"Lucian, Greek satirist of the second century. He was born in Samosata, Syria. He was for awhile an apprentice to his uncle, a sculptor, but shortly applied himself to the more congenial studies of rhetoric and oratory. After a brief period of practice as an advocate at Antioch, he traveled in Greece, Macedonia, Italy and Gaul as a professional reader and speaker. When about 40 years old, he settled in Athens and devoted himself to the writing of satires, the most celebrated of which were cast in the form of Dialogues (Dialogues of the Dead, Dialogues of the Gods, etc). Like all master satirists, Lucian used his skill to expose the vices and follies of human nature; the vanities which men madly pursue, although death will soon make them useless; the superstitions that prevent men from taking a sane view of life. He was especially effective in his ridicule of the old religious fables and of that newly agitated fabulous religion, Christianity. The Christians, he remarked were peculiar folk who thought that 'they will be immortal and live forever.'" Liberty Encyclopedia, Volume 5, p. 18.

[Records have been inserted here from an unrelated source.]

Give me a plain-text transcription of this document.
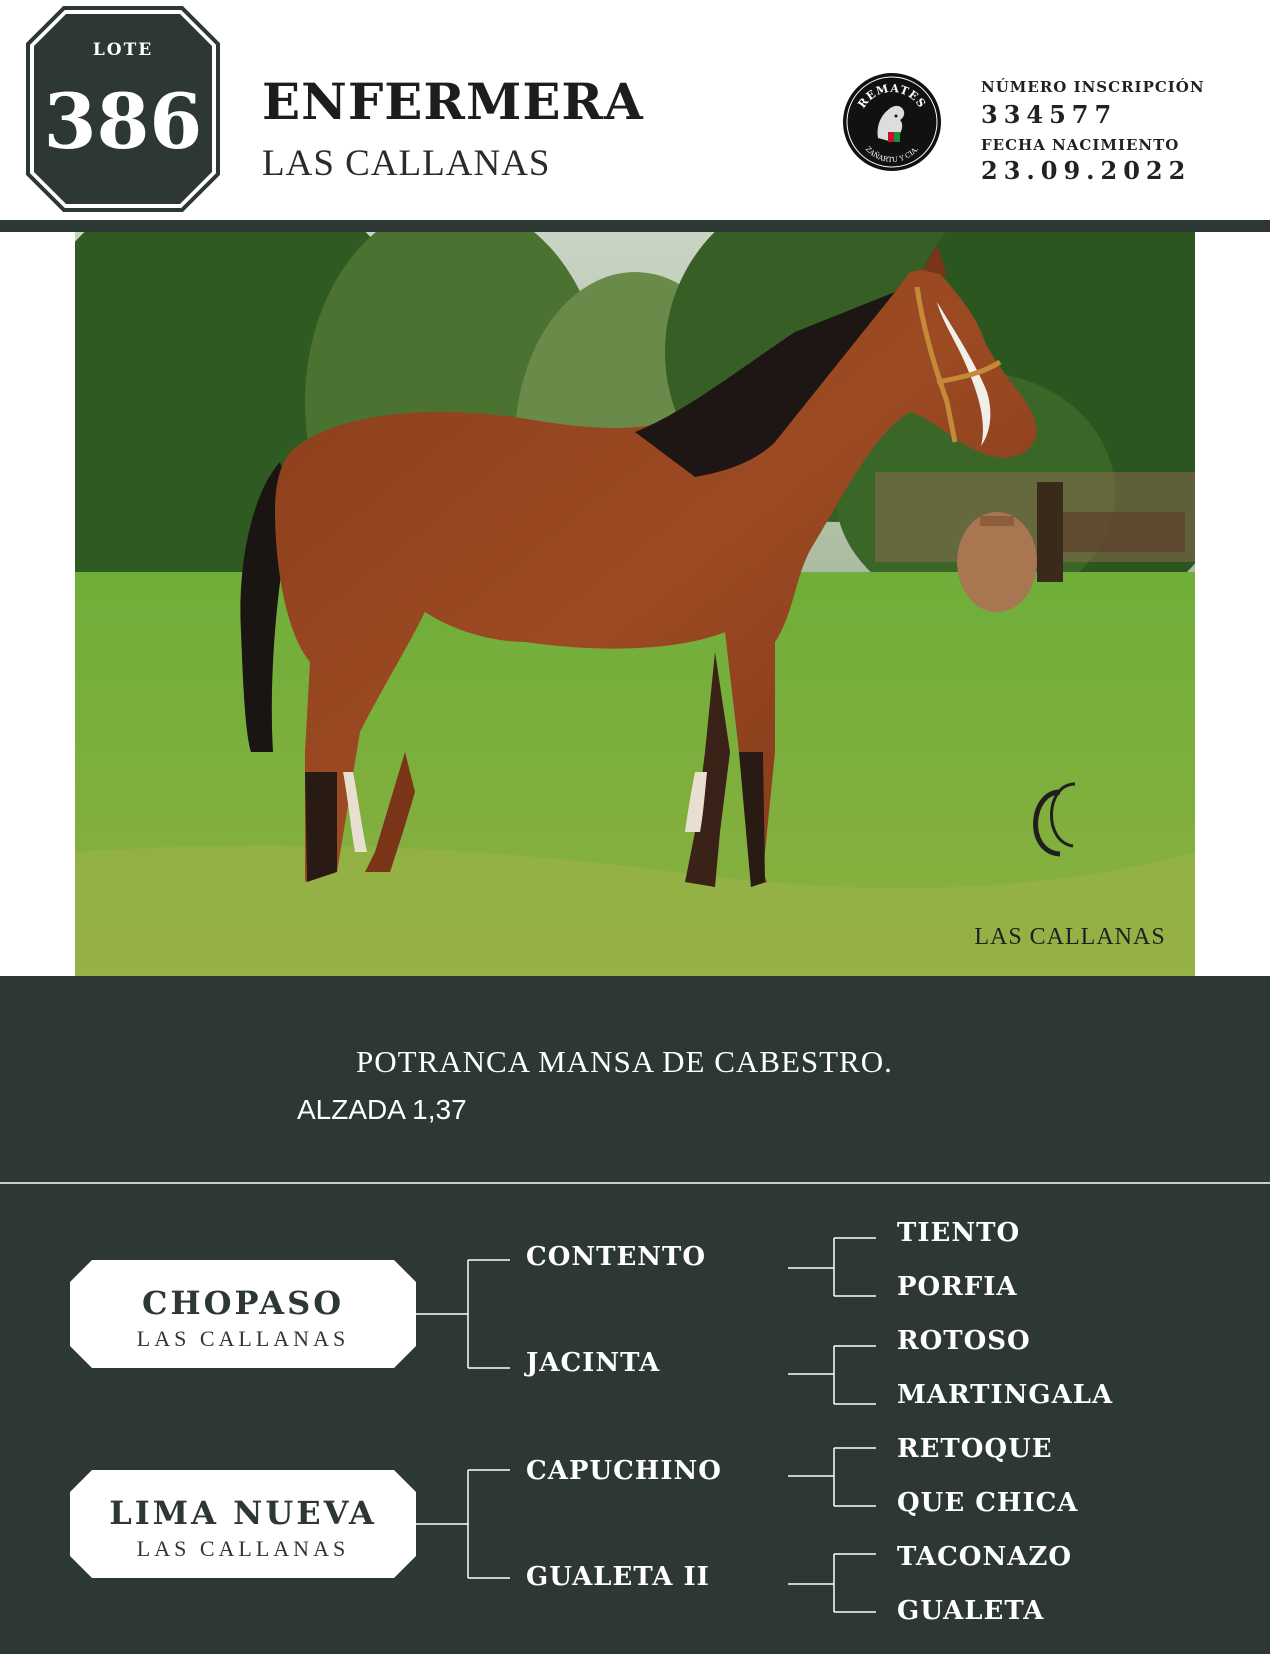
LOTE
386	ENFERMERA
LAS CALLANAS
REMATES
ZAÑARTU Y CIA.
NÚMERO INSCRIPCIÓN
334577
FECHA NACIMIENTO
23.09.2022
LAS CALLANAS
POTRANCA MANSA DE CABESTRO.
ALZADA 1,37
CHOPASO
LAS CALLANAS
LIMA NUEVA
LAS CALLANAS
CONTENTO
JACINTA
CAPUCHINO
GUALETA II
TIENTO
PORFIA
ROTOSO
MARTINGALA
RETOQUE
QUE CHICA
TACONAZO
GUALETA
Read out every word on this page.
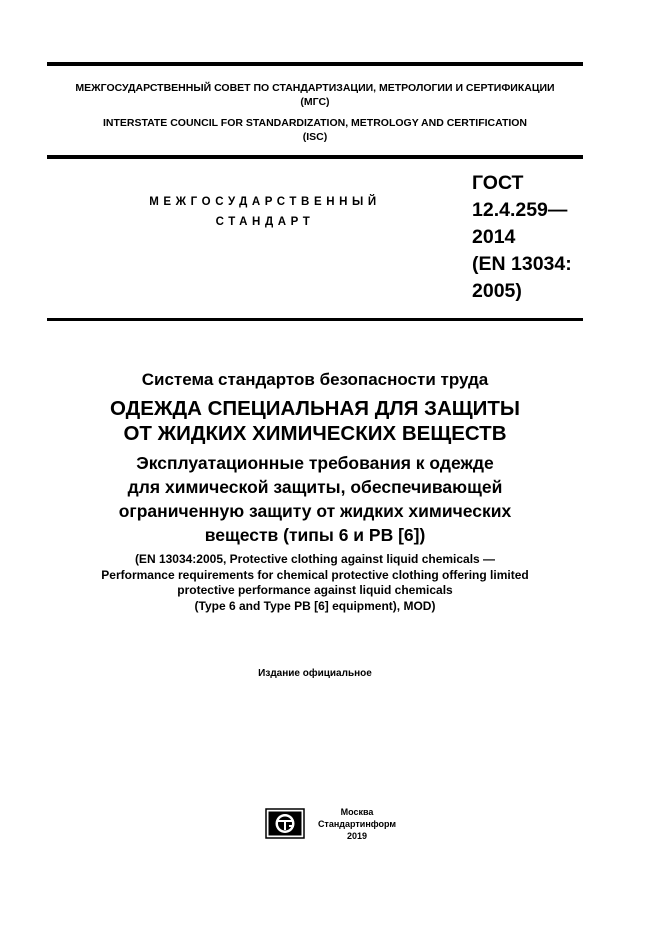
МЕЖГОСУДАРСТВЕННЫЙ СОВЕТ ПО СТАНДАРТИЗАЦИИ, МЕТРОЛОГИИ И СЕРТИФИКАЦИИ
(МГС)
INTERSTATE COUNCIL FOR STANDARDIZATION, METROLOGY AND CERTIFICATION
(ISC)
МЕЖГОСУДАРСТВЕННЫЙ
СТАНДАРТ
ГОСТ
12.4.259—
2014
(EN 13034:
2005)
Система стандартов безопасности труда
ОДЕЖДА СПЕЦИАЛЬНАЯ ДЛЯ ЗАЩИТЫ
ОТ ЖИДКИХ ХИМИЧЕСКИХ ВЕЩЕСТВ
Эксплуатационные требования к одежде
для химической защиты, обеспечивающей
ограниченную защиту от жидких химических
веществ (типы 6 и PB [6])
(EN 13034:2005, Protective clothing against liquid chemicals —
Performance requirements for chemical protective clothing offering limited
protective performance against liquid chemicals
(Type 6 and Type PB [6] equipment), MOD)
Издание официальное
Москва
Стандартинформ
2019
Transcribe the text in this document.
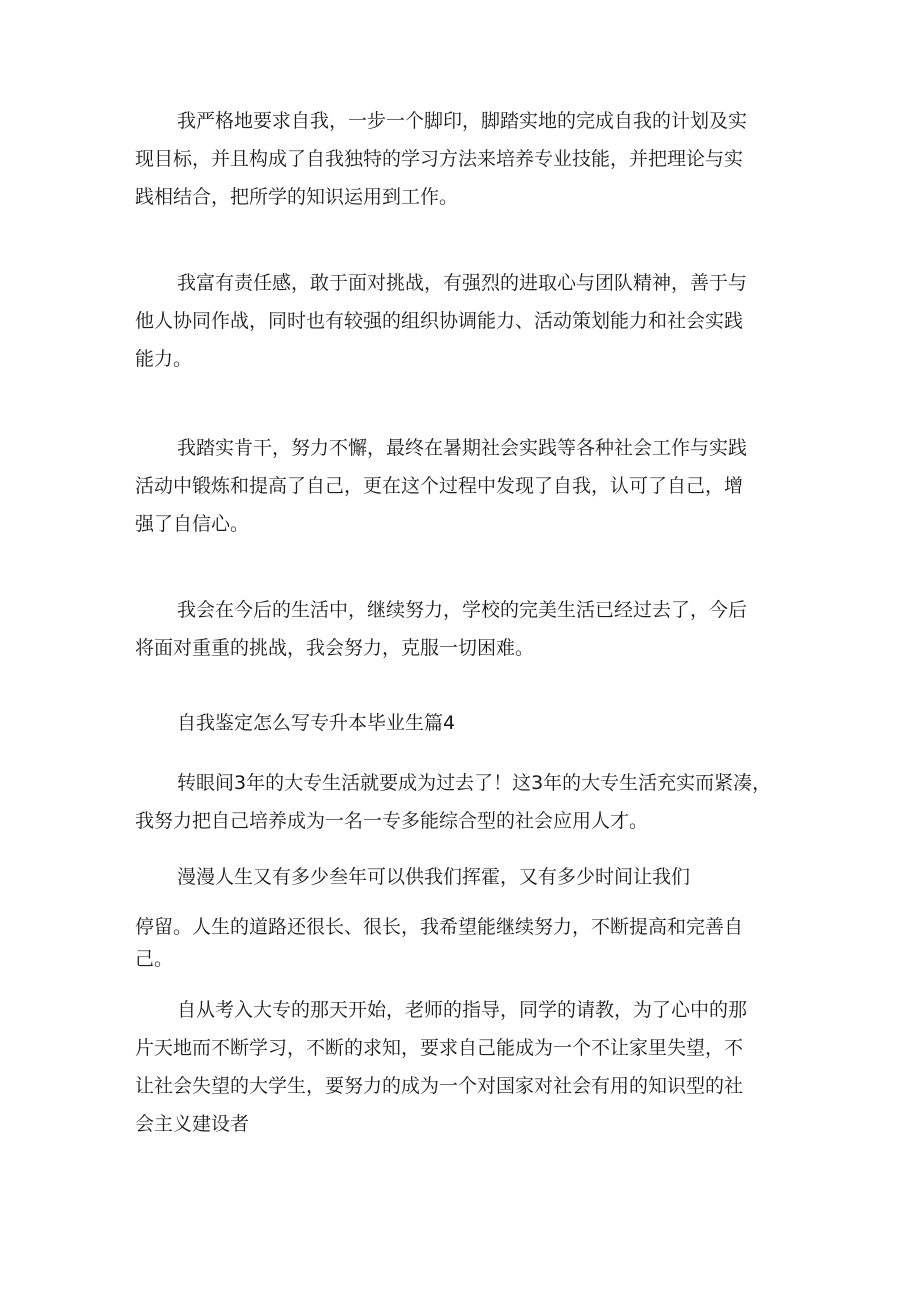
我严格地要求自我，一步一个脚印，脚踏实地的完成自我的计划及实
现目标，并且构成了自我独特的学习方法来培养专业技能，并把理论与实
践相结合，把所学的知识运用到工作。
我富有责任感，敢于面对挑战，有强烈的进取心与团队精神，善于与
他人协同作战，同时也有较强的组织协调能力、活动策划能力和社会实践
能力。
我踏实肯干，努力不懈，最终在暑期社会实践等各种社会工作与实践
活动中锻炼和提高了自己，更在这个过程中发现了自我，认可了自己，增
强了自信心。
我会在今后的生活中，继续努力，学校的完美生活已经过去了，今后
将面对重重的挑战，我会努力，克服一切困难。
自我鉴定怎么写专升本毕业生篇4
转眼间3年的大专生活就要成为过去了！这3年的大专生活充实而紧凑，
我努力把自己培养成为一名一专多能综合型的社会应用人才。
漫漫人生又有多少叁年可以供我们挥霍，又有多少时间让我们
停留。人生的道路还很长、很长，我希望能继续努力，不断提高和完善自
己。
自从考入大专的那天开始，老师的指导，同学的请教，为了心中的那
片天地而不断学习，不断的求知，要求自己能成为一个不让家里失望，不
让社会失望的大学生，要努力的成为一个对国家对社会有用的知识型的社
会主义建设者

Lucian, in writing about the creation of the world, writes that "Some say it had no beginning and cannot end; others boldly talk of its creator and his procedure; what particularly entertained me was that these latter set up a contriver of the universe, but fail to mention where he came from, or what he stood on while about his elaborate task, though it is by no means obvious how there could be place or time before the universe came into being." Volume 3, p. 130.
Lord Macaulay wrote that Lucian was "the last great master of Attic eloquence and Attic wit."